Wichita is really trying to enter the modern age by conducting community-wide surveys on preferences and needs to make the community more walkable, bikeable, and liveable.  I commend their efforts and look forward to watching things take shape.


Downtown Wichita retains its Wild West charm

Notes from the Trail: Year 1


I am writing as a newly diagnosed “Trailing Spouse” however this was a domestic relocation:  We moved from Oregon to Kansas, Portland to Wichita, and Trailing Spouse is usually reserved for expat relocations where a spouse must re-identify themselves in a foreign culture and foreign language.

I feel this is a correct diagnosis for me since Wichita is foreign to me in nearly every aspect, and I am undergoing the career dissolution and identity-crisis that accompanies other trailing spouses.

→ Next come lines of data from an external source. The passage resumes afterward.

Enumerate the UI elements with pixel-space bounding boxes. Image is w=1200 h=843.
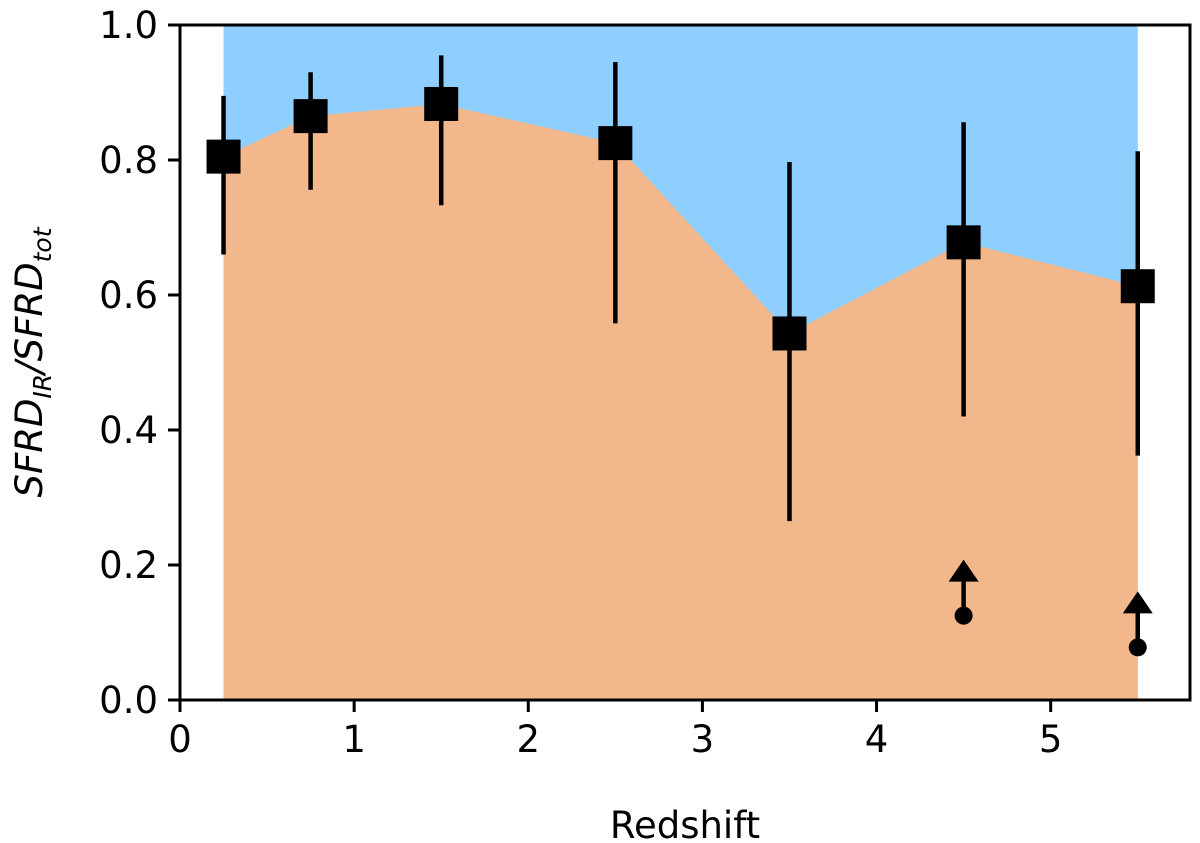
square-marker [1120, 269, 1155, 304]
lower-fill-area [223, 103, 1138, 701]
x-tick-label: 3 [691, 718, 715, 761]
lower-limit-marker [948, 559, 979, 625]
y-label-sfrd-1: SFRD [8, 399, 51, 498]
square-marker [772, 316, 807, 351]
x-tick-label: 4 [865, 718, 889, 761]
y-label-sub-tot: tot [28, 226, 57, 262]
x-tick-label: 5 [1039, 718, 1063, 761]
limit-arrow-head [1122, 591, 1153, 614]
y-axis-label: SFRDIR/SFRDtot [8, 226, 57, 497]
lower-limit-markers [948, 559, 1153, 657]
limit-arrow-head [948, 559, 979, 582]
x-tick-label: 2 [517, 718, 541, 761]
y-tick-label: 0.8 [99, 139, 158, 182]
y-label-sfrd-2: /SFRD [8, 262, 51, 376]
square-marker [293, 99, 328, 134]
x-tick-label: 0 [168, 718, 192, 761]
axes-frame [178, 23, 1192, 702]
x-axis-ticks: 0 1 2 3 4 5 [168, 700, 1062, 761]
square-marker [598, 126, 633, 161]
y-tick-label: 0.4 [99, 409, 158, 452]
y-tick-label: 0.6 [99, 274, 158, 317]
x-axis-label: Redshift [610, 804, 760, 843]
square-marker [206, 139, 241, 174]
y-tick-label: 1.0 [99, 4, 158, 47]
plot-area [223, 25, 1138, 701]
y-label-sub-ir: IR [28, 374, 57, 399]
lower-limit-marker [1122, 591, 1153, 657]
data-markers [206, 86, 1155, 351]
y-tick-label: 0.2 [99, 544, 158, 587]
square-marker [946, 225, 981, 260]
y-tick-label: 0.0 [99, 679, 158, 722]
square-marker [424, 86, 459, 121]
y-axis-ticks: 0.0 0.2 0.4 0.6 0.8 1.0 [99, 4, 180, 722]
x-tick-label: 1 [342, 718, 366, 761]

It has been a difficult year.  It is primarily difficult since Wichita is so unattractive as a community and I’ve had to take a serious paycheck reduction, though I’m glad to have a job.  I find that people are unfriendly for the most part here and although I can manage that, it is the ignorant dismissal that is bewildering:  if jobs are supposedly so scarce, why is there just poor customer service? Why don’t real estate agents call you back? Why do people choose the mediocre standard of living?  Poverty is just rampant and people don’t bother repairing their cars after an accident so many cars are driven in a serious state of wreckage:  bumpers hanging off or removed, rear windshiels missing, trunk side panels crashed in,  and front passenger doors inoperable due a large side door cavity.  Many people live in total desperate sub-standard developing world housing.

I often feel it is the slums of Mexico in the middle of our so-called Heartland. It should be the Armpit.

This move has forced me to re-examine things I value, since I’m not in an environment any longer that supports and upholds those values.  Since I have to champion my values and fight for those that I hold most dear, I have involuntarily embarked on a soul quest.

In my first few months here, it was difficult to make sense of where I was.  I was not necessarily in a hostile environment, but things that were friendly or welcoming were not easily identifiable.  I’m not a mall person so finding shops that offered items that I would be interested in purchasing was a real challenge.

Here are some first things to do in your new location when you are a Trailing Spouse:

Find something familiar

For me it was finding familiar stores.  I looked high and low and the only ones that seemed familiar were Target, Home Depot, Starbucks and Big Lots.  These stores grounded me as I looked around for other familiar things.  Later I found Thai and Vietnamese restaurants and a good local coffee shop.  Later I felt secure enough to venture to new stores.

Unpack and Make a Room Homey

Unpack enough items in your new home and decorate a room so that it is your “safe room:” a place where you can go to recover from culture shock, awkward interactions with locals, or to combat sheer homesickness.  It will help to be around things that remind you of you and provide sense to a situation that frequently does not make sense.

Cook Familiar Comfort Foods

Once you have your kitchen unpacked, cook foods that you find warm, comforting, and fortifying.  You will need the strength to brave new situations and the leftovers are a comfort in a new office environment.  The nourishing food will also give you minerals and strength that the extra stress is zapping.

My biggest mistake was thinking that I could simply transplant the life had to my new town.  This was not at all possible.  I hope that this blog will ease the despair, confusion, and loneliness you might be experiencing.  You’re not alone!